27 October 2011 19:09  [Source: ICIS news]

WASHINGTON (ICIS)--The US Chemical Safety Board (CSB) on Thursday called for more federal and state safety regulation of rural oil and natural gas production and storage facilities, citing 44 deaths among bystanders when storage tanks exploded.

The board said that the 44 deaths and an additional 25 persons injured in tank explosions over a 28-year period involved children and young adults who “frequently socialize at oil sites in rural areas, unaware of explosion hazards from storage tanks that contain flammable hydrocarbons like crude oil and natural gas condensate”.

“The unintentional introduction of an ignition source, such as a match, lighter, cigarette or static electricity, near tank hatches or vents can trigger an internal tank explosion, often launching the tank into the air and killing or injuring people nearby,” the board said, citing its investigation of three fatal incidents in particular.

The board, which was established by Congress to investigate chemicals-related accidents and report lessons learned to industry and the public, called on the Environmental Protection Agency (EPA) and parallel state-level agencies to take steps to ensure that such potentially hazardous sites are secured from casual public access.  

The study recommendations called for “warning signs, full fencing, locked gates, locks on tank hatches, and other physical barriers”.

The board noted that in October 2009 two teenagers were killed in Carne, Mississippi, when a natural gas storage tank they were near exploded. 
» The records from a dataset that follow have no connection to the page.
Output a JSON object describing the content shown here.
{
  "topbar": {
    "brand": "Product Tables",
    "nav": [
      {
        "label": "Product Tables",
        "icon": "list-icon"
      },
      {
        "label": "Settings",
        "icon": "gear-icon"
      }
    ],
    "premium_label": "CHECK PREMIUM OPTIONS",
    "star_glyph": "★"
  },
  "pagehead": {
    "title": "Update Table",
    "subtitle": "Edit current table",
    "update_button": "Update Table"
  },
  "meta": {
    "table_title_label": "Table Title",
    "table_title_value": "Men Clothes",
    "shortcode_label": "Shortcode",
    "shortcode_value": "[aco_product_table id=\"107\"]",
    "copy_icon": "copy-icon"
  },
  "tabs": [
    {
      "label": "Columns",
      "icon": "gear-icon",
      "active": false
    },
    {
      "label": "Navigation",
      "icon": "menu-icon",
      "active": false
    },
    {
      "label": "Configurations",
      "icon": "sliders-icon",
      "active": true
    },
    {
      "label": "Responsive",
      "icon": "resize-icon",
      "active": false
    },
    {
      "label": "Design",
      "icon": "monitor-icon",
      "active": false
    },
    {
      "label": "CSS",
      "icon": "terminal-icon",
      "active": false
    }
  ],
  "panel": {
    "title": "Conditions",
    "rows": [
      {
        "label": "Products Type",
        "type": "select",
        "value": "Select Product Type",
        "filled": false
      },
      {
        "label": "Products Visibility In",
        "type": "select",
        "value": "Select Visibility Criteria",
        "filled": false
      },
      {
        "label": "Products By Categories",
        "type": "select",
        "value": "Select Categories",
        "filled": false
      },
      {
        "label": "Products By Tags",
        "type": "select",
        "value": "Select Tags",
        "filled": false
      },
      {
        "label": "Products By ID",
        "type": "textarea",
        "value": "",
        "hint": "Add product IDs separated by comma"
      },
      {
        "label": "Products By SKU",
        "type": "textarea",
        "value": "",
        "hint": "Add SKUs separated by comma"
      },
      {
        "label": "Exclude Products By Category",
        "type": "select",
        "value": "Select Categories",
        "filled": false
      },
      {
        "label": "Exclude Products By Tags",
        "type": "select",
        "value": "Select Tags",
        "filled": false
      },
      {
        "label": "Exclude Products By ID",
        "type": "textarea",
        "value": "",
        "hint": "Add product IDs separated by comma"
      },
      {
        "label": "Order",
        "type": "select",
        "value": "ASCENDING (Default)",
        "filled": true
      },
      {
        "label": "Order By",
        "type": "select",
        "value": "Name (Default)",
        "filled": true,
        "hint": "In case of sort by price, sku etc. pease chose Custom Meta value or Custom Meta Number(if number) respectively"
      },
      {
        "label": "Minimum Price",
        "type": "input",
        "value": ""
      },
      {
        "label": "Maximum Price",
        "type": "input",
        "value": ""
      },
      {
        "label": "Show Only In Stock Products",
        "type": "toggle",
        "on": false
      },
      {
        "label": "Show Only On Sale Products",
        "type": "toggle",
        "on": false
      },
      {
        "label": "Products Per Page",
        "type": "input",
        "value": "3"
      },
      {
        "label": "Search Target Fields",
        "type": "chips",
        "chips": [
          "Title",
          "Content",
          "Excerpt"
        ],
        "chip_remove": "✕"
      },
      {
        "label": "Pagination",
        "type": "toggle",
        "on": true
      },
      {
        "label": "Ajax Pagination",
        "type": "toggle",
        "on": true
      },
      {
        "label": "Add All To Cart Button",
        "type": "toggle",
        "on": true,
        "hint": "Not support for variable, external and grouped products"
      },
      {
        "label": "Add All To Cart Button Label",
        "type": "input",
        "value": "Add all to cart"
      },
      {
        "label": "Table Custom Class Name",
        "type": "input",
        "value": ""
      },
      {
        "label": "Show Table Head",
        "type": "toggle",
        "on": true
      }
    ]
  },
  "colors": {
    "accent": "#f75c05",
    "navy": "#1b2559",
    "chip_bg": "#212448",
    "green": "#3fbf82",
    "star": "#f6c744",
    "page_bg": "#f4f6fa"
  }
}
That incident was followed in six months by one involving youngsters who were exploring a similar tank site in Weleetka, Oklahoma, when the facility was ignited and exploded, causing fatal injuries to one of the juveniles.

In a separate 2010 incident, an adult man and woman were on top of an oil tank in rural New London, Texas, when it blew up, killing the woman and gravely injuring the man.

In addition to its recommendations for better perimeter security at such sites, the board also urged state requirements for inherently safer tank design features such as flame arrestors, pressure-vacuum vents, floating tank roofs and vapour recovery systems to reduce the emissions of flammable vapours.